Canada handed the AU three armoured personnel carriers, the first batch of 105 such vehicles Canada has pledged after months of delays attributed to the Sudanese government's reluctance to boost the ability of international forces to protect civilians.
The government has been accused by the United Nations and the AU of backing the Janjaweed Arab militia, blamed for atrocities in Darfur.
The AU's mandate in Sudan is to keep a fragile cease-fire agreement the government has signed with the Darfur rebels in western Sudan.
Meanwhile, Sudanese troops and rebels clashed in the western Darfur region on Saturday and a rebel group said 14 civilians and eight insurgents had been killed in the past 48 hours.
A senior US envoy, Jendayi Frazer, made an unannounced visit to Darfur in a peace drive, meeting two leaders of the main rebel group, the Sudan Liberation Army (SLA), who have been squabbling over the SLA's presidency.

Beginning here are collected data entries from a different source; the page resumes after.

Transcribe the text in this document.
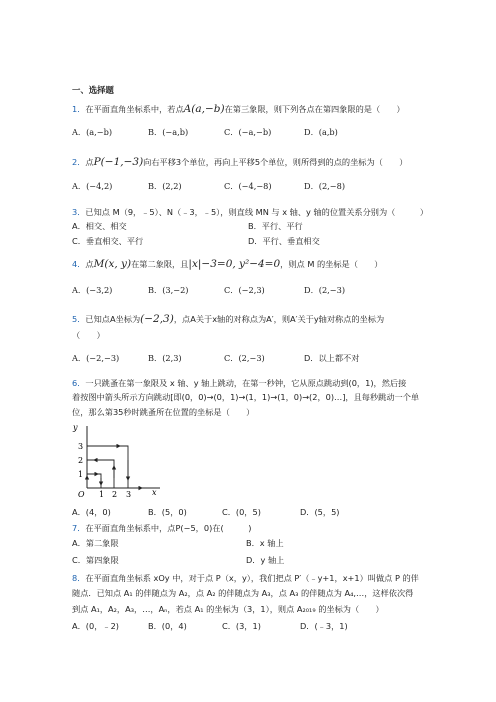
一、选择题
1．在平面直角坐标系中，若点A(a,−b)在第三象限，则下列各点在第四象限的是（　　）
A．(a,−b)	B．(−a,b)	C．(−a,−b)	D．(a,b)
2．点P(−1,−3)向右平移3个单位，再向上平移5个单位，则所得到的点的坐标为（　　）
A．(−4,2)	B．(2,2)	C．(−4,−8)	D．(2,−8)
3．已知点 M（9，﹣5）、N（﹣3，﹣5），则直线 MN 与 x 轴、y 轴的位置关系分别为（　　　）
A．相交、相交	B．平行、平行
C．垂直相交、平行	D．平行、垂直相交
4．点M(x, y)在第二象限，且|x|−3=0, y²−4=0，则点 M 的坐标是（　　）
A．(−3,2)	B．(3,−2)	C．(−2,3)	D．(2,−3)
5．已知点A坐标为(−2,3)，点A关于x轴的对称点为A′，则A′关于y轴对称点的坐标为
（　　）
A．(−2,−3)	B．(2,3)	C．(2,−3)	D．以上都不对
6．一只跳蚤在第一象限及 x 轴、y 轴上跳动，在第一秒钟，它从原点跳动到(0，1)，然后接
着按图中箭头所示方向跳动[即(0，0)→(0，1)→(1，1)→(1，0)→(2，0)…]，且每秒跳动一个单
位，那么第35秒时跳蚤所在位置的坐标是（　　）
y
x
O 1 2 3
1
2
3
A．(4，0)	B．(5，0)	C．(0，5)	D．(5，5)
7．在平面直角坐标系中，点P(−5，0)在(　　　)
A．第二象限	B．x 轴上
C．第四象限	D．y 轴上
8．在平面直角坐标系 xOy 中，对于点 P（x，y），我们把点 P′（﹣y+1，x+1）叫做点 P 的伴
随点．已知点 A₁ 的伴随点为 A₂，点 A₂ 的伴随点为 A₃，点 A₃ 的伴随点为 A₄,…，这样依次得
到点 A₁，A₂，A₃，…，Aₙ，若点 A₁ 的坐标为（3，1），则点 A₂₀₁₉ 的坐标为（　　）
A．(0，﹣2)	B．(0，4)	C．(3，1)	D．(﹣3，1)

Sudanese forces said they had attacked Chadian rebels who had crossed the border to the mountainous Jabel Moun area, but one Darfur rebel group said this was untrue and that the government was attacking its bases.
The AU confirmed there had been heavy fighting in the area and reported casualties but did not have any figures.
Tens of thousands of people have been killed since a revolt in Darfur began in early 2003.
Non-Arab rebels took up arms because they said the central government monopolised wealth and power. The UN says Khartoum then armed Arab militias who stand accused of a campaign of killing, rape and looting that forced more than 2-million to flee their homes.
The US has called the violence genocide, a charge Khartoum denies.
Frazer's visit was designed to convince the two SLA leaders to form a joint position and attend AU-sponsored peace talks in the Nigerian capital, Abuja.
The peace talks were due to start today, but AU sources have said they were likely to be delayed for logistical reasons.